Your Excellency, Mr. Batbold, Prime Minister of Mongolia,
Vice Chair of the Mongolia National Committee on Gender Equality
Distinguished Members of Parliament from Asia and the Pacific
Representatives of Governments, of Civil Society, Academia and the Media
Ladies and Gentlemen,
Welcome. I feel privileged to address you at this very important conference.
At the outset, I would like to congratulate the Prime Minister for his leadership in women’s issues and for his presence here today. I would like to express sincere gratitude and appreciation to the National Committee on Gender Equality for co-organizing this important forum. I would also like to thank the Global Programme for Electoral Cycle Support and especially the UNDP Asia-Pacific Regional Center in Bangkok for their very strong support in organizing this conference.
Ladies and Gentlemen,
Globally, less than 16 percent of all ministers around the world are women. Only around 5 percent of all heads of state and of government are female. Although the global community agreed to achieve a Millennium Development Goals target of 30% percent women in decision making positions by the year 2015, no region in the world is on track to achieve that goal. Women still remain sidelined from the key governing bodies that determine political, economic and social priorities.
Some skeptics will ask:
“Does it really matter that women are poorly represented in politics?”
Yes it does. How can we talk about democracy and good governance, if half of the world’s population do not have a chance to voice their opinions? How can we talk about equality, if they do not have the opportunity to participate and influence political and economic decisions that shape their own lives? How can we talk about gender responsive policy making if there are no women among the policy makers?
It matters very much that women are better represented in politics. It matters to women. It should matter to anyone who values democracy and equal opportunities for all of humankind.

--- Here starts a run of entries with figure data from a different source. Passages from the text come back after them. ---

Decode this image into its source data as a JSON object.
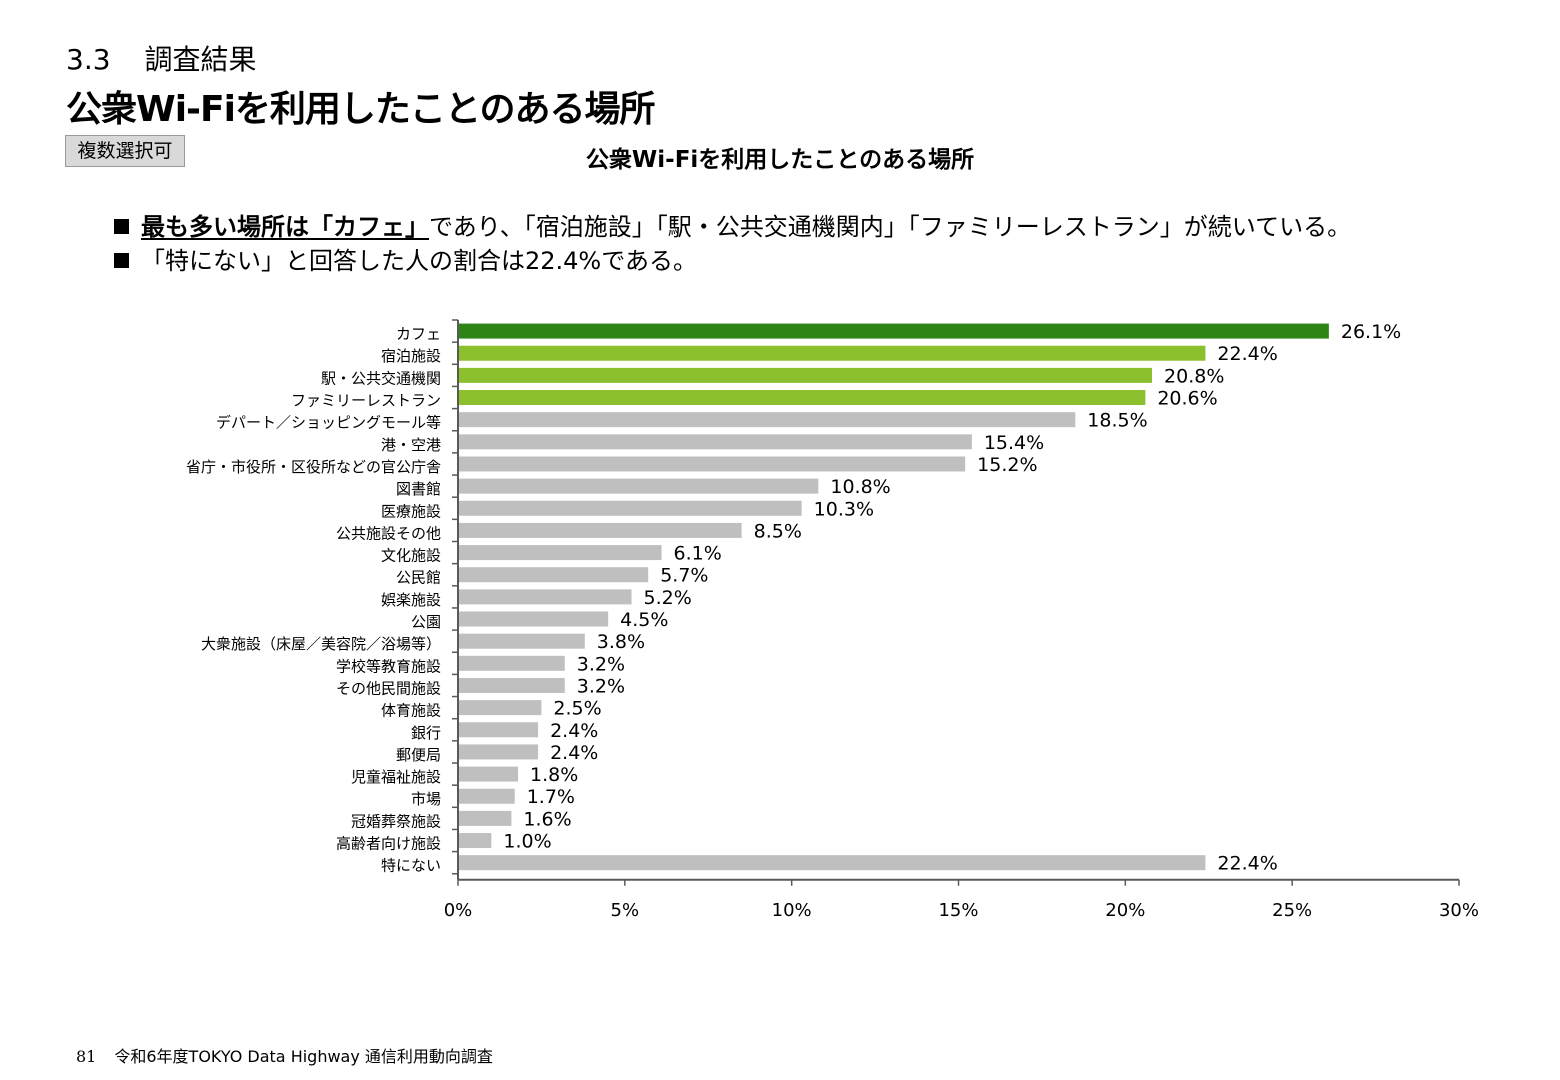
{
  "header": {
    "section_number": "3.3",
    "section_label": "調査結果",
    "title": "公衆Wi-Fiを利用したことのある場所",
    "tag": "複数選択可"
  },
  "bullets": {
    "line1": {
      "emph_prefix": "最も多い場所は",
      "emph_quote": "「カフェ」",
      "rest": "であり、「宿泊施設」「駅・公共交通機関内」「ファミリーレストラン」が続いている。"
    },
    "line2": "「特にない」と回答した人の割合は22.4%である。"
  },
  "colors": {
    "top1": "#2e8516",
    "top2_4": "#8cbf2d",
    "other": "#bfbfbf",
    "axis": "#595959"
  },
  "chart_data": {
    "type": "bar",
    "orientation": "horizontal",
    "title": "公衆Wi-Fiを利用したことのある場所",
    "categories": [
      "カフェ",
      "宿泊施設",
      "駅・公共交通機関",
      "ファミリーレストラン",
      "デパート／ショッピングモール等",
      "港・空港",
      "省庁・市役所・区役所などの官公庁舎",
      "図書館",
      "医療施設",
      "公共施設その他",
      "文化施設",
      "公民館",
      "娯楽施設",
      "公園",
      "大衆施設（床屋／美容院／浴場等）",
      "学校等教育施設",
      "その他民間施設",
      "体育施設",
      "銀行",
      "郵便局",
      "児童福祉施設",
      "市場",
      "冠婚葬祭施設",
      "高齢者向け施設",
      "特にない"
    ],
    "values": [
      26.1,
      22.4,
      20.8,
      20.6,
      18.5,
      15.4,
      15.2,
      10.8,
      10.3,
      8.5,
      6.1,
      5.7,
      5.2,
      4.5,
      3.8,
      3.2,
      3.2,
      2.5,
      2.4,
      2.4,
      1.8,
      1.7,
      1.6,
      1.0,
      22.4
    ],
    "value_labels": [
      "26.1%",
      "22.4%",
      "20.8%",
      "20.6%",
      "18.5%",
      "15.4%",
      "15.2%",
      "10.8%",
      "10.3%",
      "8.5%",
      "6.1%",
      "5.7%",
      "5.2%",
      "4.5%",
      "3.8%",
      "3.2%",
      "3.2%",
      "2.5%",
      "2.4%",
      "2.4%",
      "1.8%",
      "1.7%",
      "1.6%",
      "1.0%",
      "22.4%"
    ],
    "xlim": [
      0,
      30
    ],
    "xticks": [
      "0%",
      "5%",
      "10%",
      "15%",
      "20%",
      "25%",
      "30%"
    ],
    "xlabel": "",
    "ylabel": "",
    "grid": false,
    "legend": "none"
  },
  "footer": {
    "page_number": "81",
    "report_title": "令和6年度TOKYO Data Highway 通信利用動向調査"
  }
}
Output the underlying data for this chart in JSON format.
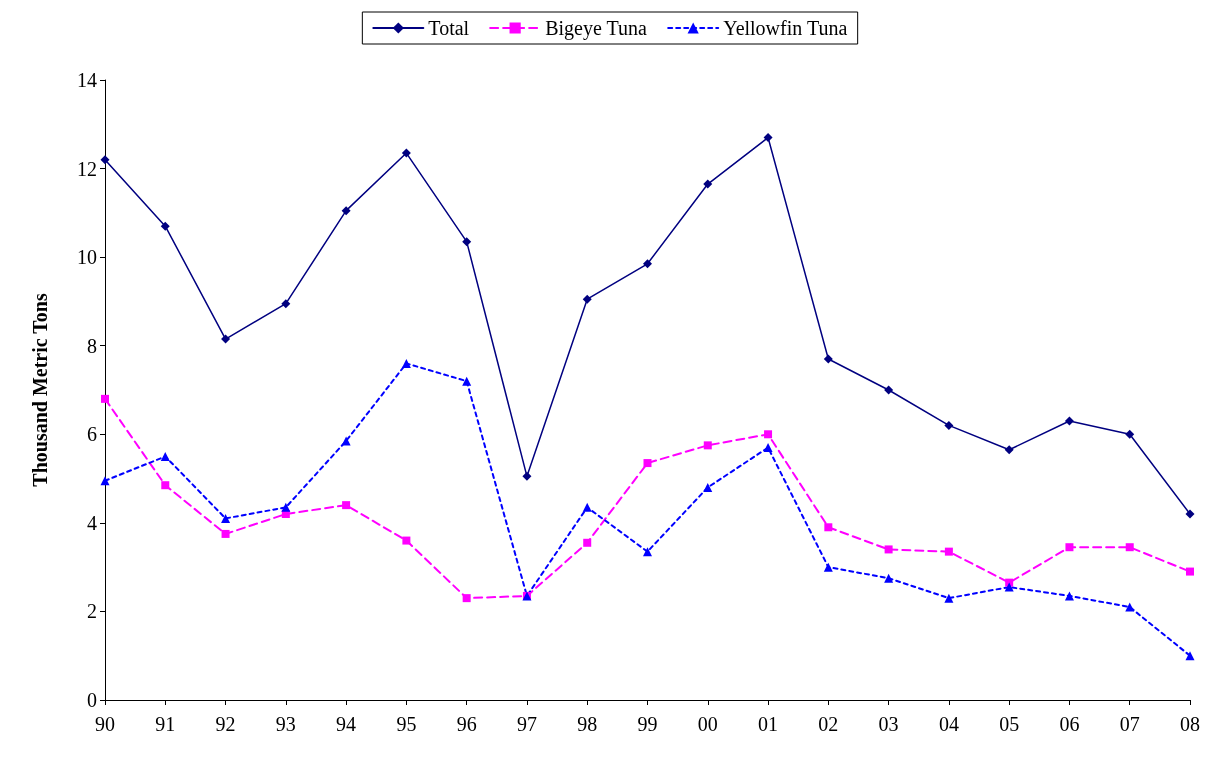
{
  "chart_data": {
    "type": "line",
    "ylabel": "Thousand Metric Tons",
    "categories": [
      "90",
      "91",
      "92",
      "93",
      "94",
      "95",
      "96",
      "97",
      "98",
      "99",
      "00",
      "01",
      "02",
      "03",
      "04",
      "05",
      "06",
      "07",
      "08"
    ],
    "series": [
      {
        "name": "Total",
        "color": "#000080",
        "marker": "diamond",
        "line_style": "solid",
        "values": [
          12.2,
          10.7,
          8.15,
          8.95,
          11.05,
          12.35,
          10.35,
          5.05,
          9.05,
          9.85,
          11.65,
          12.7,
          7.7,
          7.0,
          6.2,
          5.65,
          6.3,
          6.0,
          4.2
        ]
      },
      {
        "name": "Bigeye Tuna",
        "color": "#ff00ff",
        "marker": "square",
        "line_style": "dashed",
        "values": [
          6.8,
          4.85,
          3.75,
          4.2,
          4.4,
          3.6,
          2.3,
          2.35,
          3.55,
          5.35,
          5.75,
          6.0,
          3.9,
          3.4,
          3.35,
          2.65,
          3.45,
          3.45,
          2.9
        ]
      },
      {
        "name": "Yellowfin Tuna",
        "color": "#0000ff",
        "marker": "triangle",
        "line_style": "dotted",
        "values": [
          4.95,
          5.5,
          4.1,
          4.35,
          5.85,
          7.6,
          7.2,
          2.35,
          4.35,
          3.35,
          4.8,
          5.7,
          3.0,
          2.75,
          2.3,
          2.55,
          2.35,
          2.1,
          1.0
        ]
      }
    ],
    "ylim": [
      0,
      14
    ],
    "yticks": [
      0,
      2,
      4,
      6,
      8,
      10,
      12,
      14
    ],
    "grid": false,
    "legend": "top"
  }
}
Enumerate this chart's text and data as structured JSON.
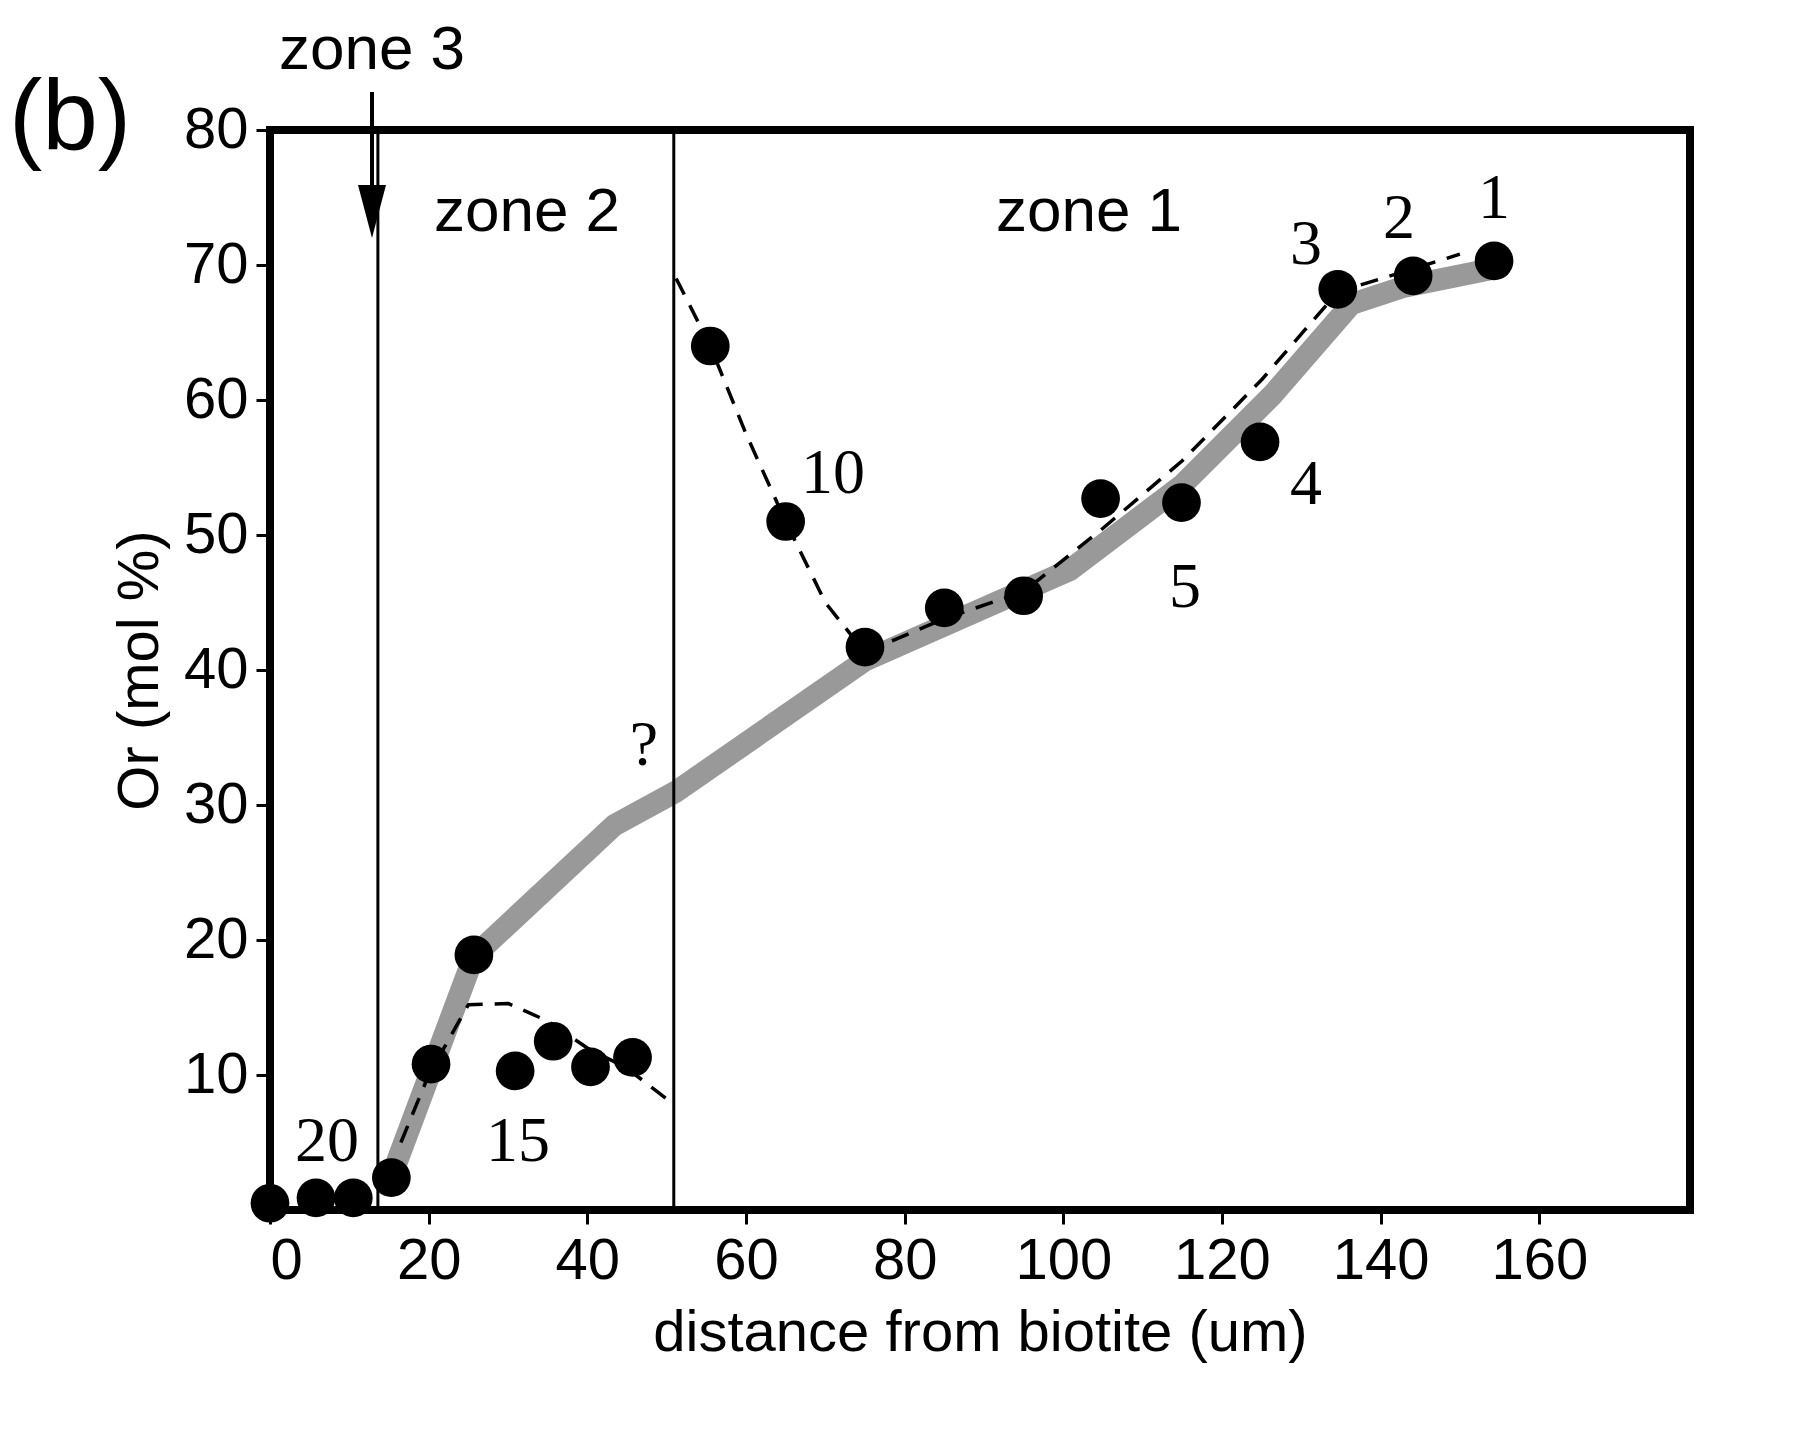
{
  "chart_data": {
    "type": "scatter",
    "xlabel": "distance from biotite (um)",
    "ylabel": "Or  (mol %)",
    "xlim": [
      0,
      179
    ],
    "xticks": [
      0,
      20,
      40,
      60,
      80,
      100,
      120,
      140,
      160
    ],
    "ylim": [
      0,
      80
    ],
    "yticks": [
      10,
      20,
      30,
      40,
      50,
      60,
      70,
      80
    ],
    "grid": false,
    "series": [
      {
        "type": "line",
        "color": "#999999",
        "line_style": "solid",
        "marker": "none",
        "x": [
          15,
          25.7,
          43.4,
          51.2,
          75,
          100.8,
          115,
          126.4,
          136.3,
          143,
          154.8
        ],
        "values": [
          2,
          18.8,
          28.5,
          31,
          40.7,
          47.4,
          53.7,
          60.4,
          67.1,
          68.4,
          69.8
        ]
      },
      {
        "type": "line",
        "color": "#000000",
        "line_style": "dashed",
        "marker": "none",
        "x": [
          16.5,
          20,
          25,
          30,
          35,
          40,
          45,
          50.5
        ],
        "values": [
          5,
          10,
          15.2,
          15.3,
          14,
          12,
          10.5,
          8
        ]
      },
      {
        "type": "line",
        "color": "#000000",
        "line_style": "dashed",
        "marker": "none",
        "x": [
          51.2,
          55.5,
          60,
          65,
          70,
          75,
          85,
          95,
          105,
          115,
          125,
          134.6,
          144,
          150
        ],
        "values": [
          69,
          64,
          57.5,
          51,
          45,
          41.3,
          43.8,
          45.8,
          50.5,
          55.5,
          61.5,
          68,
          69.7,
          70.8
        ]
      },
      {
        "color": "#000000",
        "marker": "circle",
        "x": [
          0,
          5.8,
          10.5,
          15.3,
          20.3,
          25.7,
          30.9,
          35.7,
          40.4,
          45.7,
          55.5,
          65,
          75,
          85,
          95,
          104.7,
          114.9,
          124.8,
          134.6,
          144.1,
          154.3
        ],
        "values": [
          0.5,
          0.9,
          0.9,
          2.4,
          10.8,
          18.9,
          10.3,
          12.5,
          10.6,
          11.3,
          64,
          51,
          41.7,
          44.6,
          45.5,
          52.7,
          52.4,
          56.9,
          68.2,
          69.2,
          70.3
        ]
      }
    ],
    "ref_lines": [
      {
        "axis": "x",
        "value": 13.6,
        "color": "#000000"
      },
      {
        "axis": "x",
        "value": 50.9,
        "color": "#000000"
      }
    ],
    "annotations": [
      "(b)",
      "zone 3",
      "zone 2",
      "zone 1",
      "1",
      "2",
      "3",
      "4",
      "5",
      "10",
      "15",
      "20",
      "?"
    ]
  }
}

It also matters to all of us here today: women leaders, academics, activists, politicians and development partners who have gotten together from 18 different countries in this Conference to network and exchange thoughts and ideas on how to make a difference in women’s political participation.
The Conference offers us an opportunity to learn and debate:
• How men and women can support women candidates.
• Once elected, what parliaments can do to empower women members of parliament.
• How women have built political careers outside the traditional and formal systems of support.
• The very important role of political parties in promoting the empowerment of women.
This regional gathering also provides you the opportunity to share knowledge and draw on regional experiences to develop action plans and concrete steps for your own countries on how to increase women’s representation in elected bodies.
For Mongolia, this conference on women’s political participation is very timely. Parliamentary elections are scheduled for June this year. Currently, with only 3 seats among 76 in its Khural occupied by women, Mongolia is way behind the global average of 20% women represented in parliament.
Strong steps have been taken to improve the situation. The recently approved election law includes a 20% quota for women candidates by political parties. This is very positive.
But, the real test is the actual election results. Political parties need to embrace women candidates and need to actively promote them. Women candidates need the means to access and pass their messages to their electorate. Ideally, finances should not be an obstacle. Nor should cultural norms. We sincerely hope that this conference will bring the much needed public awareness and political support that Mongolian women need to enter the Parliament this year and any other public office in the future.
Ladies and Gentlemen,
Without access to established networks of influence, limited resources, few role models and mentors, and in many cases limited family and community support, it is understandable that women’s participation in the political arena has remained woefully behind that of men. As the United Nations, we are keen to help reverse that.
While our conference is an important step towards charting a path for political equality in Asia, the real work begins in your home countries by encouraging women to step forward and take their rightful place in decision-making. We hope that this meeting will provide you the information and the networks that you will need in that next step. In moving forward, UNDP remains committed to working with all of you to empower women and increase their political participation.
In ending, on behalf of the United Nations Development Programme, I warmly welcome you to Mongolia and wish you all a pleasant stay and fruitful discussions over the next two days.